Selasa, 05 April 2011

KONSERVASI ARSITEKTUR

Penyelamatan suatu obyek konservasi adalah bentuk apreasiasi pada perjalanan sejarah bangsa, pendidikan dan pembangunan wawasan intelektual bangsa antar generasi. Konservasi suatu bangunan kolonial tidak diartikan suatu cara mengenang kolonialisme dan ketidakberdayaan bangsa tetapi menjadi ” tantangan ” untuk mempertahankan kemerdekaan yang sudah diraih dengan mengisi karya yang lebih baik. Pelestarian suatu arsitektur kolonial adalah mengingatkan kegetiran serta meningkatkan harga diri bangsa untuk tetap merdeka. Keberadaan bangunan bersejarah memiliki signifikasi pembentukan kolektif memori serta membangun kesinambungan sejarah yang merupakan dasar terbentuknya makna sebuah lingkungan. Dengan demikian sangat keliru bilamana suatu program pelestarian hanya ditujukan untuk tujuan estetika atau romantisme masa lalu belaka.



Konservasi

Konservasi secara umum diartikan pelestarian namun demikian dalam khasanah para pakar konservasi ternyata memiliki serangkaian pengertian yang berbeda-beda implikasinya. Menurut Adishakti (2007) istilah konservasi yang biasa digunakan para arsitek mengacu pada Piagam dari International Council of Monuments and Site (ICOMOS) tahun 1981 yaitu : Charter for the Conservation of Places of Cultural Significance, Burra, Australia. Piagam ini lebih dikenal dengan Burra Charter

Dalam Burra Charter konsep konservasi adalah semua kegiatan pelestarian sesuai dengan kesepakatan yang telah dirumuskan dalam piagam tersebut. Konservasi adalah konsep proses pengelolaan suatu tempat atau ruang atau obyek agar makna kultural yang terkandung didalamnya terpelihara dengan baik. Pengertian ini sebenarnya perlu diperluas lebih spesifik yaitu pemeliharaan morfologi (bentuk fisik) dan fungsinya. Kegiatan konservasi meliputi seluruh kegiatan pemeliharaan sesuai dengan kondisi dan situasi lokal maupun upaya pengembangan untuk pemanfaatan lebih lanjut. Bila dikaitkan dengan kawasan maka konservasi kawasan atau sub bagian kota mencakup suatu upaya pencegahan adanya aktivitas perubahan sosial atau pemanfaatan yang tidak sesuai dan bukan secara fisik saja.

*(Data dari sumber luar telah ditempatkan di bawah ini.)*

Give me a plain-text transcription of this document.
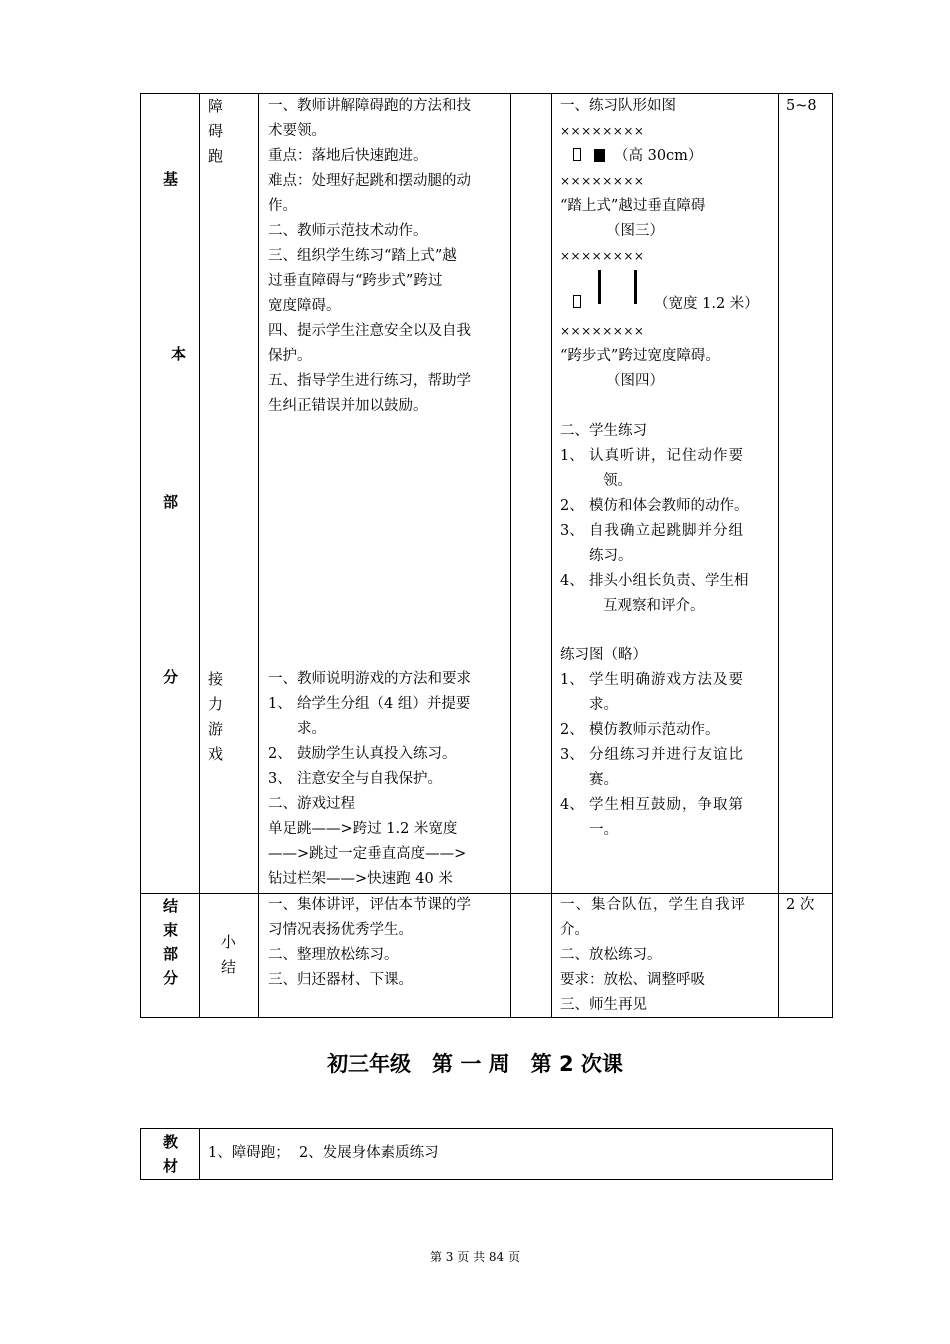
基
本
部
分
障
碍
跑
一、教师讲解障碍跑的方法和技
术要领。
重点：落地后快速跑进。
难点：处理好起跳和摆动腿的动
作。
二、教师示范技术动作。
三、组织学生练习“踏上式”越
过垂直障碍与“跨步式”跨过
宽度障碍。
四、提示学生注意安全以及自我
保护。
五、指导学生进行练习，帮助学
生纠正错误并加以鼓励。
一、练习队形如图
××××××××
（高 30cm）
××××××××
“踏上式”越过垂直障碍
（图三）
××××××××
（宽度 1.2 米）
××××××××
“跨步式”跨过宽度障碍。
（图四）
二、学生练习
1、 认真听讲，记住动作要
领。
2、 模仿和体会教师的动作。
3、 自我确立起跳脚并分组
练习。
4、 排头小组长负责、学生相
互观察和评介。
5~8
接
力
游
戏
一、教师说明游戏的方法和要求
1、 给学生分组（4 组）并提要
求。
2、 鼓励学生认真投入练习。
3、 注意安全与自我保护。
二、游戏过程
单足跳——>跨过 1.2 米宽度
——>跳过一定垂直高度——>
钻过栏架——>快速跑 40 米
练习图（略）
1、 学生明确游戏方法及要
求。
2、 模仿教师示范动作。
3、 分组练习并进行友谊比
赛。
4、 学生相互鼓励，争取第
一。
结
束
部
分
小
结
一、集体讲评，评估本节课的学
习情况表扬优秀学生。
二、整理放松练习。
三、归还器材、下课。
一、集合队伍，学生自我评
介。
二、放松练习。
要求：放松、调整呼吸
三、师生再见
2 次
初三年级　第 一 周　第 2 次课
教
材
1、障碍跑；  2、发展身体素质练习
第 3 页 共 84 页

Kegiatan konservasi antara lain bisa berbentuk (a) preservasi, (b) restorasi, (c) replikasi, (d) rekonstruksi, (e) revitalisasi dan/atau penggunaan untuk fungsi baru suatu aset masa lalu, (f) rehabilitasi. Aktivitas tersebut tergantung dengan kondisi, persoalan, dan kemungkinan yang dapat dikembangkan dalam upaya pemeliharaan lebih lanjut. Masyarakat awam sering keliru bahwa pelestarian bangunan bersejarah diarahkan menjadi ded monument (monumen statis) tetapi sebenarnya bisa dikembangkan menjadi life monument yang bermanfaat fungsional bagi generasi masa sekarang.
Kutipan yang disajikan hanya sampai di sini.